The spring calving cows are now at peak mating, knots of frisking cows urging others to jump them. They will get six weeks, two cycles, of dairy bulls by AI, then our little team of Angus bulls will see to any stragglers. The heifers get one chance of a dairy bull, using all female-producing semen. Then they go out to graze with one of the little black Angus, who eagerly checks for anyone not in calf. When receptive, they dote on the bull, hanging around him, attracting his attention, resting their chins alluringly on his rump. The autumn calving cows are at the other end of the cycle. Their calves grow big in their bellies, and they start to slowdown and become very good company. No sorrow is so great, no trouble looms so large, that sitting down with the cows doesn’t ease.
June milk is Malcolm’s favourite to make, even though it is hot in the cheese dairy. The milk is settled, a good balance of fat and protein, with a lovely grazed grass aroma.

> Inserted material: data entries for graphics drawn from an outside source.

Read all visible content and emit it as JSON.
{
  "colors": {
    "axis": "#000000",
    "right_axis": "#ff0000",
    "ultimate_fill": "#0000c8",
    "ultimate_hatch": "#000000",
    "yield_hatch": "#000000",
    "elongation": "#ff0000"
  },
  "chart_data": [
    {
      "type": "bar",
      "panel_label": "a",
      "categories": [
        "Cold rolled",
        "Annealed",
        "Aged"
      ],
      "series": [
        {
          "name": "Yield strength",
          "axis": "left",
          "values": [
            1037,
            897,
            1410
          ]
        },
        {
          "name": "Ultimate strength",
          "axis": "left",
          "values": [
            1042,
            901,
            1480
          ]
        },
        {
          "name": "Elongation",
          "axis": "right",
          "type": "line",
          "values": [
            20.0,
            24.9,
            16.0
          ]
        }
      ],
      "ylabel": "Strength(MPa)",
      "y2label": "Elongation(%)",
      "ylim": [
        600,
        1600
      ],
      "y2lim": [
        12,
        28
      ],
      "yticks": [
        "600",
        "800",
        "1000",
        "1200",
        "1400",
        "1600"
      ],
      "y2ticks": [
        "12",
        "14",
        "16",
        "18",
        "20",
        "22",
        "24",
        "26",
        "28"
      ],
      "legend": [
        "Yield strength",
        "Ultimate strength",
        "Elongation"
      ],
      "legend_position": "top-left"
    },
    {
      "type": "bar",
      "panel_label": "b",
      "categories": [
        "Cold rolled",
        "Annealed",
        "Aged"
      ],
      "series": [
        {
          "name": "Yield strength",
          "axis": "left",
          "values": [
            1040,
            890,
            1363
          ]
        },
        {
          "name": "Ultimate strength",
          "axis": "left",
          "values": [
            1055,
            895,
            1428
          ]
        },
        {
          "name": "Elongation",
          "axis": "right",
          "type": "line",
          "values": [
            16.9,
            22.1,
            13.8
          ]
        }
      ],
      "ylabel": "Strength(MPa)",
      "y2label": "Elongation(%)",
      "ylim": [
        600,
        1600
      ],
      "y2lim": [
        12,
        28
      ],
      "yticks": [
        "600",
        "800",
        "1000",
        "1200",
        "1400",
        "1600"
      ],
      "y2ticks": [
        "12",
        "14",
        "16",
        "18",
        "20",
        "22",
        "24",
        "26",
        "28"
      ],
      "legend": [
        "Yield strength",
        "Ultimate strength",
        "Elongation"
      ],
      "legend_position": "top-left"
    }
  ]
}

We are excited by the Affineur Competition we launched last month with the Academy of Cheese. We’ve sent out 8 cheeses from one vat we made in February to other cheesemakers and some of the best cheese mongers in the country. They’ll look after them and we will taste them all on February 24th in London next year. We’ll see the impact of the different maturations and assess who has created the most interesting flavour. Affinage is an art we nearly lost in this country during the 40 years when the Milk Marketing Board stored cheese in central warehouses. How and where cheese is matured makes nearly as much difference as the milk a cheese comes from and how it’s made. This competition is a step to celebrating that art. More information here.
I’ve been completely addicted to grating our cheese onto interesting salad leaves. I love growing funky flavoured salads. All those glorious green leaf volatiles (thanks Harold McGee, for that wonderful book Nosedive, opening out the science of aromas), pair beautifully with a raw cider vinegar with the mother, a good green flavoured olive oil, some sea salt and freshly ground black pepper. The grassy, buttery, umami notes of our Mature Cheddar tie the flavours together. And true bliss it to be had with a slice of Emma’s Sourdough Bread and our Whey Butter. Add some Sandford Orchards single varietal Tremlett’s Bitter Cider, and I’m gone.